Colley, an author and motivational speaker, is the wife of Glenn Colley, pulpit minister for the West Huntsville Church of Christ
in Alabama. She encouraged her fellow ministers’ wives to “be what we profess before our congregations — all the way through.”
It can be a difficult task for the wives of ministers, who often feel that they live under a spotlight — that the congregations they serve expect them to hide their frustrations and human frailties. They may feel misunderstood and alone.
Hence the title of Colley’s presentation: “Bless Your Battered Heart.”
“If we love (God) with all our hearts, souls and minds,” Colley said, “the Gospel will emanate from our preachers’ homes.”
STRESSED, BUT NOT ALONE The retreat, hosted at a state park near Henderson, Tenn., has grown significantly after only a couple dozen women attended the first one in 2012, founder and organizer Carrie Voss said.
Her husband, John, is minister for the Eagle Way Church of Christ
in Hopkinsville, Ky. She got the idea for the retreat while attending Polishing the Pulpit
, a workshop for Church of Christ members, held in Sevierville, Tenn., in 2010.
Carrie Voss said she felt “an immediate connection” with other wives of preachers at the conference.
“We shared the same struggles,” she said, “and we were bonded together because of our similar situations.”
Now Carrie Voss, who was the sole organizer at the retreat’s inception, is joined by Summer Bowling and Michelle Johnson in making the Preacher’s Wife Retreat a reality.
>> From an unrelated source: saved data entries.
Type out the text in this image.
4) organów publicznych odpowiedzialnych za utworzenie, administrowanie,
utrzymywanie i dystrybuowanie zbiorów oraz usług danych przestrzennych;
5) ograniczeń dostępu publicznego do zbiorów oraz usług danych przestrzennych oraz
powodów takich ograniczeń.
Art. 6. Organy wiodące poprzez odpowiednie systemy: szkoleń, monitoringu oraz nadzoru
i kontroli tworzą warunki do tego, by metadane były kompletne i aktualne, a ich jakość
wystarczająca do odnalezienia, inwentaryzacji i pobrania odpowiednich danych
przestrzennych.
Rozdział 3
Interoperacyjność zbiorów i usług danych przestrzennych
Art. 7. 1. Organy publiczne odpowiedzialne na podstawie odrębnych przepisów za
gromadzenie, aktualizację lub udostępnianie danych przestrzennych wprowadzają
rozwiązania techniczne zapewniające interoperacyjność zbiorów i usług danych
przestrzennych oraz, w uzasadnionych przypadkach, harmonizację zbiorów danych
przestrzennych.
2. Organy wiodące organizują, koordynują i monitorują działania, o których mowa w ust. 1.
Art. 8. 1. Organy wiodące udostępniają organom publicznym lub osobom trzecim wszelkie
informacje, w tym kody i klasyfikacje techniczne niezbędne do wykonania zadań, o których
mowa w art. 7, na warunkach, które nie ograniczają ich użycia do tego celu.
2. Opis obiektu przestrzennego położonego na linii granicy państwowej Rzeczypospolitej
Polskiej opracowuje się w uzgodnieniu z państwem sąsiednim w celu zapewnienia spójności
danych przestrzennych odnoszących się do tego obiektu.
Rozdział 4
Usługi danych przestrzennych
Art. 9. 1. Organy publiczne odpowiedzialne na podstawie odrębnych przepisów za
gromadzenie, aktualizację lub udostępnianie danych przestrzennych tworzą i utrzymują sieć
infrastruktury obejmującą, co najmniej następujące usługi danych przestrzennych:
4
Carrie Voss hopes the retreat produces lifelong friendships — “and that we don’t feel all alone in what can be a very stressful position,” she said.
At the retreat, “we learn to cope with the day-to-day circumstances that come our way because of the role we are in as a preacher’s wife,” she said. “We learn how to be an encouragement to our husbands.”
Attendee Stephanie Kenyon of the Thomasville Church of Christ in Georgia said the event is a comfort and encouragement to preachers’ wives across the nation.
“My heart has been filled and my soul refreshed after gathering with 80-plus women who share the same concerns and issues I face as we learned how to support our husbands in the Lord’s work,” Kenyon said.
Donna Faughn, right, of the Central Church of Christ in Paducah, Ky., frames a pose with daughter Amber Tatum, left, of the Willow Avenue Church of Christ in Cookeville, Tenn., and daughter-in-law Leah Faughn, center, of the Lebanon Road Church of Christ in Nashville, Tenn. (PHOTO VIA WWW.PREACHERSWIFERETREAT.COM)
‘WE HAVE A COMMON BOND’
The retreat’s first speaker was Donna Faughn, whose husband, Jim, preaches for the Central Church of Christ
in Paducah, Ky. Such retreats are imperative for healthy churches, Faughn said, because they give a preacher’s wife a forum to discuss feelings that she can’t discuss with anyone else in her congregation.
“No one else shares her role, even if her congregation has multiple ministers,” Faughn said.
Faughn particularly likes that the retreat pairs women with a “preacher’s wife pal” to share struggles and triumphs for the rest of the year.
“Most of the wives there are younger than I am, but that doesn’t seem to make any difference,” she said. “If anything, some have sought me out for advice on certain matters, and I feel very comfortable being with all of these younger women. We have a common bond.”